Social critics denounced early skyscrapers for being exemplars of America’s crass individualism, reaching ever higher without regard for their impact on the cityscape or passerby on the street. But gradually, skyscrapers came to be more aesthetically appreciated. A 1938 Museum of Modern Art exhibition called skyscrapers America’s “most original contribution to world architecture.”

The form reached its artistic peak in the wake of New York City’s widely copied 1916 zoning ordinance. Instead of height limits, the city required tall buildings to grow progressively narrower as they got taller. This created the template for the “ziggurat” or “wedding cake” skyscrapers that proliferated in New York and other cities during the Roaring Twenties.

Upon its completion in 1933, the Empire State Building represented both the apogee of skyscraper architecture and the epitome of downtown development hubris.
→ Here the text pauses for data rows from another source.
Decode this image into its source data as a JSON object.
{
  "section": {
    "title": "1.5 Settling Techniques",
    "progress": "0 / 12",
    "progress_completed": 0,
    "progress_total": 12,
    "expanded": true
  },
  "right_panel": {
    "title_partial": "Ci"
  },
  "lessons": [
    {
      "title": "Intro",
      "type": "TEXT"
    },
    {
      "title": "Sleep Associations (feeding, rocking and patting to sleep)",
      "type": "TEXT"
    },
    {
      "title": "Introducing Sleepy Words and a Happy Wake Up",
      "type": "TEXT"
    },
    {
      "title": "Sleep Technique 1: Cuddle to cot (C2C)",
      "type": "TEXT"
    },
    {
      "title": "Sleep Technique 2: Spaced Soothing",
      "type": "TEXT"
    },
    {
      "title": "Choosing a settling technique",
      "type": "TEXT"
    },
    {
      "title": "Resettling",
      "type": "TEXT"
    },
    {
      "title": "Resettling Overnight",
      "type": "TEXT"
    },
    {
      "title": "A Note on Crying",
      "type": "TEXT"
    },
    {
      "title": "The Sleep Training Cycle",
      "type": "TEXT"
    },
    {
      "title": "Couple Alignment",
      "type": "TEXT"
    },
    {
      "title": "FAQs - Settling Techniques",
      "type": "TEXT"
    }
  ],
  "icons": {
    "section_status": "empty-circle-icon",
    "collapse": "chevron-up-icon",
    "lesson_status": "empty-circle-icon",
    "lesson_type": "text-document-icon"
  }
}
This 1,454-foot-tall mountain of a building, the tallest in the world for decades, became the undisputed icon of American cities.

But just as skyscrapers were reaching new heights, the economics underlying them were getting shaky. Unlike those soaring monuments to God in old Europe, owned and occupied by the church for eternity, the Empire State Building needed to find tenants. That was a difficult proposition in the depths of the Great Depression. The “Empty State Building,” as New Yorkers called it, would remain unprofitable until 1950.

It wasn’t the only vacant downtown office building in the 1930s and 1940s, as cities across the US had far more office space than companies could fill. This was downtown’s first crisis of capitalism. Somehow, downtown was on top of the world and on the back foot.